LA LLUVIA FINA

Desde las ventanas de mi estudio he visto cómo los pájaros de la mañana despliegan las alas hasta alcanzar las ramas más altas y las rocas pintadas por los primeros rayos de sol. Al principio de uno en uno, después en bandadas frenéticas disputándose un lugar seguro para empezar el día. Se reconocen, se agrupan y emprenden el vuelo río arriba. Todos las mañanas igual: pardillos contra estorninos, mirlos contra vencejos, palomas contra palomas y urracas contra todos. A veces sobrecoge el aire el vuelo vigilante de las rapaces y todos callan. He visto de cerca la envergadura poderosa de las águilas huyendo del fuego y al cernícalo aturdido por la presión fustigadora de los gorriones. Con los años aprendí a distinguir el canto del jilguero y del ruiseñor, el de la oropéndola y el del capuchino; el vuelo de la golondrina y del avión, del mirlo y del zorzal.
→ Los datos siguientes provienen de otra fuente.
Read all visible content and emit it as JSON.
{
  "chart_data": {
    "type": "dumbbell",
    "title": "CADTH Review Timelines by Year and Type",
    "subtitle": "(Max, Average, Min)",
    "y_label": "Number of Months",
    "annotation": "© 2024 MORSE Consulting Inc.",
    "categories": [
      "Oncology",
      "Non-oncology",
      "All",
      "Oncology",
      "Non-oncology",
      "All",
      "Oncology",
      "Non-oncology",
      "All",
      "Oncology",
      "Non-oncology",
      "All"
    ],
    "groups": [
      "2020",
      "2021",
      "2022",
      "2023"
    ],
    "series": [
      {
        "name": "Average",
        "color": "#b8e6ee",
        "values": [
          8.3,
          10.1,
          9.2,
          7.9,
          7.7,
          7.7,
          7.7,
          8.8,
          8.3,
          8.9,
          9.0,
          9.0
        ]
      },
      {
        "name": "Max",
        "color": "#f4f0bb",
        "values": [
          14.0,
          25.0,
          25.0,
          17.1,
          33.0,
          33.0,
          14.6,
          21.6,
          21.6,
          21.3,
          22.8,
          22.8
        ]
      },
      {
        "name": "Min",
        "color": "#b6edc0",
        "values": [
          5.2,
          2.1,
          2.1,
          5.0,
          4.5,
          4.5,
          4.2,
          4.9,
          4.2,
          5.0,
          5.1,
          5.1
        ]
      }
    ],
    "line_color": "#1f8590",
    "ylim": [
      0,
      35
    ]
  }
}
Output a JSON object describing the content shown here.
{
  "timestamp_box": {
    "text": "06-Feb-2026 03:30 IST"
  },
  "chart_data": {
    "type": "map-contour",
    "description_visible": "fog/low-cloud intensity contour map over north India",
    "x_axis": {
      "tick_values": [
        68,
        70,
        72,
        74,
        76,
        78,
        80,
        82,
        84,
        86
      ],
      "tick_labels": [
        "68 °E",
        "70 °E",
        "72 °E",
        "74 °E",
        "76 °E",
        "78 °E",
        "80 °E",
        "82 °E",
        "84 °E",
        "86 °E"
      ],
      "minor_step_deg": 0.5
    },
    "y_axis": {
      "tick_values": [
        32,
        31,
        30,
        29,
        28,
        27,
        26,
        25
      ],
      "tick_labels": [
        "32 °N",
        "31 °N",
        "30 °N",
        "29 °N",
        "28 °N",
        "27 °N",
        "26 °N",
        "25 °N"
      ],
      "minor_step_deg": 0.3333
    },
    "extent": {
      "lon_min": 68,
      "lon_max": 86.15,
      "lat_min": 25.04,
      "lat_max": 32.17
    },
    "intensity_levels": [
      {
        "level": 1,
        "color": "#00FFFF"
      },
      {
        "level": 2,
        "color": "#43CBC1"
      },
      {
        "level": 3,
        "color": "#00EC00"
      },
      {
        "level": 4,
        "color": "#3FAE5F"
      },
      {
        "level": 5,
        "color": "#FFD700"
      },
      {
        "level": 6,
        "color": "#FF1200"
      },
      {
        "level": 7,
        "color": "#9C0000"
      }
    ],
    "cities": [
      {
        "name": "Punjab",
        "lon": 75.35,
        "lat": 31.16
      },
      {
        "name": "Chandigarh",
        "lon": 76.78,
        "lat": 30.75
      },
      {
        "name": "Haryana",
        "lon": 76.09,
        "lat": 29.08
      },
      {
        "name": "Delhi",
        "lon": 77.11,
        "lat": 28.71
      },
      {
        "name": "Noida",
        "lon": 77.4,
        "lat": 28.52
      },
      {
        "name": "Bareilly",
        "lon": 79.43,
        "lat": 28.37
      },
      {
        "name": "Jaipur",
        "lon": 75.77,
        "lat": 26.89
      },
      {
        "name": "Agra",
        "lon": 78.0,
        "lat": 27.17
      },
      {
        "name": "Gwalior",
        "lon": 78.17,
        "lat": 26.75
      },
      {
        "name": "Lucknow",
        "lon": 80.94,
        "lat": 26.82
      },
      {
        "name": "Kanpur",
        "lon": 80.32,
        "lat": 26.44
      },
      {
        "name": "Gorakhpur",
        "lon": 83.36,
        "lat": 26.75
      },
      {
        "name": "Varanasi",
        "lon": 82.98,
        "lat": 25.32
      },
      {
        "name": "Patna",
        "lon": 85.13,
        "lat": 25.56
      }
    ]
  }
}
Algunos días, remontando el río, he visto cruzar la mañana el vuelo tranquilo de una cigüeña.
Al llegar la tarde vuelve el estruendo sobre las ramas más altas y sobre las rocas con los últimos rayos de sol. Y se reconocen y se agrupan disputándose un lugar donde pasar la noche. Los estorninos regresan en bandadas cayendo como piedras sobre los álamos, las grajillas se esconden en los nichos de las rocas, las urracas acechan los nidos y la calma va creciendo con la noche. Todo parece estar en su sitio, todo parece ordenado en el valle del Genil.
Camino con mi hija junto al río crecido por las lluvias que bajan arrastrando barro y piedras, desbordando acequias, anegando huertas y cortando caminos. Le voy contando que este valle fue un monte por el que la lluvia y la nieve erosionaron el suelo, limando las piedras y sedimentando el lodo. Y le digo que el agua siempre encuentra su sitio pendiente a bajo, horadando los terrenos más blandos, suavizando los más duros, formando tajos y acantilados hasta crearse una cuna por la que fluir camino del mar. Y le cuento que los patos a los que le echamos pan, no nadan porque entre los dedos de sus patas tengan una membrana, sino que la necesidad de nadar creó la membrana, y que las alas de los estorninos son la eficaz adaptación para el vuelo de sus brazos, y que las manos y los pies de los peces se hicieron aletas ante la necesidad de sobrevivir con éxito en el agua, y que incluso el dedo gordo de nuestra mano adoptó su forma a la función de coger las cosas con destreza.
Quisiera explicarle que las leyes de la naturaleza son las únicas artífices de este mundo, pero prefiero que mis palabras calen como la lluvia fina sobre la tierra fértil, mientras intento hacerle sentir la belleza del cielo roto de este atardecer bíblico por el que de un momento a otro parece que vendrá Moisés imponiendo sus leyes sobre el orden natural.

EL SUEÑO HA TERMINADO

Mientras alguien cuenta cómo fue la muerte, me suelto de su mano huyendo del colegio y corro bajo un techo de glicinas y voces del verano, y me lanzo a la piscina y todo se vuelve rumor de palabras exactas: cloro, sulfato y cal. Y avanzo por el fondo de un agua de hiedra y las palabras son labio, beso y piel, hasta que un niño me cierra la puerta de la que ha descolgado una placa en la que está escrito en bronce el nombre de mi padre. Salgo a la superficie y corre hacia mi la perra blanca de Hagerty que lame mis dedos y agoniza en el manto de glicinas secas. La mano yerta, como un guante antiguo sobre un páramo de escombros, me dice adiós convirtiéndose “en tierra, en humo, en polvo, en sombra, en nada.”